Overnight, 83 people had tested positive for the novel coronavirus and three more had died. The pandemic had officially broken out in British Columbia.

Standing inside the provincial legislature’s press gallery, the preternaturally calm top doctor of Canada’s westernmost province declared a public health emergency. Under her orders and recommendations, schools closed, bars shuttered and social distancing measures were put in place.

“It seemed so surreal,” she said. “I felt like someone was standing on my chest.”

That day, March 17, Dr. Henry ended her presentation with a line that would become her trademark, and a mantra for many Canadians struggling to cope under a lockdown. It has since been hung in windows, painted on streets, printed on T-shirts, stitched on shoes, folded into songs and stamped on bracelets.

“This is our time to be kind,” she said in her slow and low-pitched voice that many call comforting, “to be calm and to be safe.”

In the next few months, Dr. Henry would prove to be one of the most effective public health officials in the world, with lessons for nations struggling to emerge from lockdowns.

While Ontario and Quebec, the two most populous provinces, are still grappling with hundreds of new cases every day, British Columbia has now reopened schools, restaurants and hair salons. This week, the province of five million reported fewer than 80 new cases.

“By all rights, British Columbia should have been clobbered,” said Colin Furness, an outspoken infection control epidemiologist in Toronto. The province is on the coast, above Washington State, he noted, with a large population that travels back and forth to China, where the outbreak began.

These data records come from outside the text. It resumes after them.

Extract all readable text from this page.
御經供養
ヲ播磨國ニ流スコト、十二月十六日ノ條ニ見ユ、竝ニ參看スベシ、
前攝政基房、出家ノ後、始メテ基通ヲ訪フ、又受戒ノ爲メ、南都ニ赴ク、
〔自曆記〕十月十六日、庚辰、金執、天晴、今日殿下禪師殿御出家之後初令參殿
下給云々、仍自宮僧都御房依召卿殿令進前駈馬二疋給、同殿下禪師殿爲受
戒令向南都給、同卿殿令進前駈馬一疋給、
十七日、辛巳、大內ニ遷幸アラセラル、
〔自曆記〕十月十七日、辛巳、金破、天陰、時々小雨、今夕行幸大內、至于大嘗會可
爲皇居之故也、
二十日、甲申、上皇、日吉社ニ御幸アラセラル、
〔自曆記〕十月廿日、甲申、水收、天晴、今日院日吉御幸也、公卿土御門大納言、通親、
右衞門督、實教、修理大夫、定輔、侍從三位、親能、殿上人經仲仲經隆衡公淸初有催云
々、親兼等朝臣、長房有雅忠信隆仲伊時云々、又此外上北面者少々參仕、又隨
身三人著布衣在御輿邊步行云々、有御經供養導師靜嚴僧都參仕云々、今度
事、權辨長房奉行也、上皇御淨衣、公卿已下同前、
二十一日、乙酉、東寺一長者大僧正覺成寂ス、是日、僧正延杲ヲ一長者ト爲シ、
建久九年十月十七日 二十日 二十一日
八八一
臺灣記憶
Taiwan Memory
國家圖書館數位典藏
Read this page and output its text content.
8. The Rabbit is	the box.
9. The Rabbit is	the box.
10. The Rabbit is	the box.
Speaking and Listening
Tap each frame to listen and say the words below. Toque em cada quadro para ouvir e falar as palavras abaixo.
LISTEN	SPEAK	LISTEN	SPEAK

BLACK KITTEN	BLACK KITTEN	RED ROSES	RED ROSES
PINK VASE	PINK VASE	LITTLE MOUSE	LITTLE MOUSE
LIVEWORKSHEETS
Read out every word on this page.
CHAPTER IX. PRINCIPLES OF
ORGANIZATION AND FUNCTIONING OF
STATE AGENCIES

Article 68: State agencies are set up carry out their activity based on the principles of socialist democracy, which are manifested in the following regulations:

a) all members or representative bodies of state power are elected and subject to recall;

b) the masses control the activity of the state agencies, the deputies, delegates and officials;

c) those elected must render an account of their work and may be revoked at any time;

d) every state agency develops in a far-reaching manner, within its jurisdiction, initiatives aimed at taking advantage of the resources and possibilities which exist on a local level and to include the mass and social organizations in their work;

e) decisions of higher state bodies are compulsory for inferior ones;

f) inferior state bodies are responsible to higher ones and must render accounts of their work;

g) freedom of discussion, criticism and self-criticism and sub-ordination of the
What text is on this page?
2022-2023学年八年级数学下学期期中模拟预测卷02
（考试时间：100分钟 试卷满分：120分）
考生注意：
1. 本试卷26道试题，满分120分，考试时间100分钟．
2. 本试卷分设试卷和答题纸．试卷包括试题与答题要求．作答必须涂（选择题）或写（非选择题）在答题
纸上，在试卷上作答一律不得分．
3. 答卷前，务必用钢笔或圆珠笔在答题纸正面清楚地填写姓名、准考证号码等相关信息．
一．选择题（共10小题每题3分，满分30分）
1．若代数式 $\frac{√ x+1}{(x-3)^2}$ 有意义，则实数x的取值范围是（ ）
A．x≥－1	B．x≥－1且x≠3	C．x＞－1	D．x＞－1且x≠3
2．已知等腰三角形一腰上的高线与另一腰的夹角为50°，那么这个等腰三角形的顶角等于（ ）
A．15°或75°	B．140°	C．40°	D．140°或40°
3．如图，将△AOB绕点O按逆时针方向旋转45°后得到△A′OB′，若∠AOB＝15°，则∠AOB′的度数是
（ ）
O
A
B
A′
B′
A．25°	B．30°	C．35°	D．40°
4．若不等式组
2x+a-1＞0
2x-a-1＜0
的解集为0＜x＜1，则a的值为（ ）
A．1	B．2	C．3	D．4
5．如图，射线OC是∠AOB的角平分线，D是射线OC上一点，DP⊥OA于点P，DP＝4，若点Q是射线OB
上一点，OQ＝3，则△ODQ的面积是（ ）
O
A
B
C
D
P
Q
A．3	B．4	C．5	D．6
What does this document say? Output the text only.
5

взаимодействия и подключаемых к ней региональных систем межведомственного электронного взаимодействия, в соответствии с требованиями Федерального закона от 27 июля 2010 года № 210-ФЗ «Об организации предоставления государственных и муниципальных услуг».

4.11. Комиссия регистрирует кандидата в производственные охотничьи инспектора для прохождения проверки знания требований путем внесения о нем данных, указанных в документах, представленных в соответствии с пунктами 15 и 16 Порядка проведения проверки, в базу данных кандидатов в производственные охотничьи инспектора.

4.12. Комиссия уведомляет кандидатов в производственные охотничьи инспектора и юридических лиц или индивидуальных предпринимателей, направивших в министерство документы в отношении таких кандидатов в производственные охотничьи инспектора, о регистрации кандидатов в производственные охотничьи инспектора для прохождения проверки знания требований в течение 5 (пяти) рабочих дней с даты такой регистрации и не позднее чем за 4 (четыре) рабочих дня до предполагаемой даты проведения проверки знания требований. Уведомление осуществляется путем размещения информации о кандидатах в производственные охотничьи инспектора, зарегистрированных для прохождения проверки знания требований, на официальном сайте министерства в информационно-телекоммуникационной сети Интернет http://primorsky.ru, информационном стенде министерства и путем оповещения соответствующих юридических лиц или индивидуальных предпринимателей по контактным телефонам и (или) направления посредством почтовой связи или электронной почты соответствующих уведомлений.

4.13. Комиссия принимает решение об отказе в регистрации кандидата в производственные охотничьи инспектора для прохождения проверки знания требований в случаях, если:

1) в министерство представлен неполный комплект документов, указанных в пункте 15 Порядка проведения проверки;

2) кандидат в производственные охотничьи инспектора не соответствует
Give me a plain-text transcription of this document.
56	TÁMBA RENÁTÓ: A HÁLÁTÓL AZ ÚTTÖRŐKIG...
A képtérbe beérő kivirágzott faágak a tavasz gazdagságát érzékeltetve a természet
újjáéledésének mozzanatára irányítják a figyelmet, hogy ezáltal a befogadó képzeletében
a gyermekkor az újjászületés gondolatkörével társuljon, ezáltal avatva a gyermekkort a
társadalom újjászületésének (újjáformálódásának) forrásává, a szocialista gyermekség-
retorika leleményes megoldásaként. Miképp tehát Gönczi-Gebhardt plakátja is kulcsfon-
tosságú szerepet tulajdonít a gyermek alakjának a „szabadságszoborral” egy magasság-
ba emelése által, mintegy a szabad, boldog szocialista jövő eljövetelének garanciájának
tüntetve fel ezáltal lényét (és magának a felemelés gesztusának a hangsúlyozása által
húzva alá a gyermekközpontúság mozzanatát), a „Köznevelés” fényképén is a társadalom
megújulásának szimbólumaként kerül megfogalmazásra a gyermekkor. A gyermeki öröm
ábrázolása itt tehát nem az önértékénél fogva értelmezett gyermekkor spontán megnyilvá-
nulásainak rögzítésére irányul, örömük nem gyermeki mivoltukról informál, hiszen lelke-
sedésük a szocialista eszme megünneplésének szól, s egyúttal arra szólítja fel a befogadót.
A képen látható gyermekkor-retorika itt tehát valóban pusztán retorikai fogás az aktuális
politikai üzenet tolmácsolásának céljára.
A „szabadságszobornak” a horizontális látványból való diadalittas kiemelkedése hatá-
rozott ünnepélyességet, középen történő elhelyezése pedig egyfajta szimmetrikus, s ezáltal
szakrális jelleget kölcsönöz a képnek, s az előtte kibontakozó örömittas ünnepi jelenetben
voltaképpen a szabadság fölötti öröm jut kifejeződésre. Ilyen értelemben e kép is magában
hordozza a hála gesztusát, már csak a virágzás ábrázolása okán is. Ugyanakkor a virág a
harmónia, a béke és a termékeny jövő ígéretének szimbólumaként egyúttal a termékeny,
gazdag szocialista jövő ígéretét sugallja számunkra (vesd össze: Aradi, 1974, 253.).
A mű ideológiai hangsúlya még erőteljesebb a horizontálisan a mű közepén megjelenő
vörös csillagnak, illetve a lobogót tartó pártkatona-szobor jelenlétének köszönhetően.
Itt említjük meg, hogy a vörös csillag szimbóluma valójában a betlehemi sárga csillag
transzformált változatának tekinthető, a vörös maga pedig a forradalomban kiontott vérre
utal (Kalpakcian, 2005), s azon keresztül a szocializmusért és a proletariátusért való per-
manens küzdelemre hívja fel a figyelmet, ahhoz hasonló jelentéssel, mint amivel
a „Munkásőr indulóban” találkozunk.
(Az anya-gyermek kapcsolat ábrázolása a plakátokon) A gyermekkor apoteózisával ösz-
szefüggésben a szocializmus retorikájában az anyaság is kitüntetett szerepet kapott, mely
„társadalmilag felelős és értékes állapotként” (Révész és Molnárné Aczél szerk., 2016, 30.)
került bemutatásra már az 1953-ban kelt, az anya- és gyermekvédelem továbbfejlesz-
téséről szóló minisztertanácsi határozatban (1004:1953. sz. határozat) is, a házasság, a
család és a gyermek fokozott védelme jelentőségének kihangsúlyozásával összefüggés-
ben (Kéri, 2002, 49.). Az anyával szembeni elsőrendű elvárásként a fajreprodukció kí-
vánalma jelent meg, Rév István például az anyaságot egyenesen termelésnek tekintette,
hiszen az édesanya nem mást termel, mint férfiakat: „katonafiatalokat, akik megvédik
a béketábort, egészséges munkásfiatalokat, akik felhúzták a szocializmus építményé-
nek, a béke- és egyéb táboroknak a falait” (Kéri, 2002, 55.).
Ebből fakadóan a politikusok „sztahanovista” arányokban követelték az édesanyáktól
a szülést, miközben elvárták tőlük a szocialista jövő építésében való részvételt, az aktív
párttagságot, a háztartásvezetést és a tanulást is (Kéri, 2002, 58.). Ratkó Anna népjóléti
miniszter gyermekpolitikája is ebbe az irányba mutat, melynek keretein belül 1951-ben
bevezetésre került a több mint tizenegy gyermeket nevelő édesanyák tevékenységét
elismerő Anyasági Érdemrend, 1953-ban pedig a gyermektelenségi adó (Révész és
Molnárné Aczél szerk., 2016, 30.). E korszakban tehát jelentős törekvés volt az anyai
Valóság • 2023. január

“They took decisive action, did it early without hesitation and communicated effectively,” Mr. Furness added. “People listened to her.”
 

Attachments

Interesting snippets regarding impact of Blood Type on COVID infections. Just remember that a 50% increase in the LIKELIHOOD of something doesn't mean 50% will get that, just means that if your normal odds are 1:1000, your odds would be 1:750...

Preliminary results from more than 750,000 participants suggests type O blood is especially protective against SARS-CoV-2, the virus that causes COVID-19, the company said on Monday. The findings echo other research that has indicated a link between variations in the ABO gene and COVID-19.

Many other groups, including 23andMe competitor Ancestry Inc., are combing the genome to help make sense of the virus. It is known that factors such as age and underlying health conditions can determine how people fare once they’ve contracted COVID-19. But those factors alone don’t explain the wide diversity of symptoms, or why some people contract the disease and others don’t. Studying the genetics of the people who are more susceptible to SARS-CoV-2 could help identify and protect those more at risk, as well as help speed treatment and drug development.

Several other studies looking at both severity of illness and susceptibility to disease have also suggested blood type plays a role.

Research published last week prior to peer review suggested blood type may play a role in the severity of patients’ reactions to SARS-CoV-2. That study looked at the genes of more than 1,600 patients in Italy and Spain who experienced respiratory failure and found that having type A blood was linked to a 50 percent increase in the likelihood a patient would require a ventilator. An earlier Chinese study turned up similar results regarding a person’s susceptibility to COVID-19.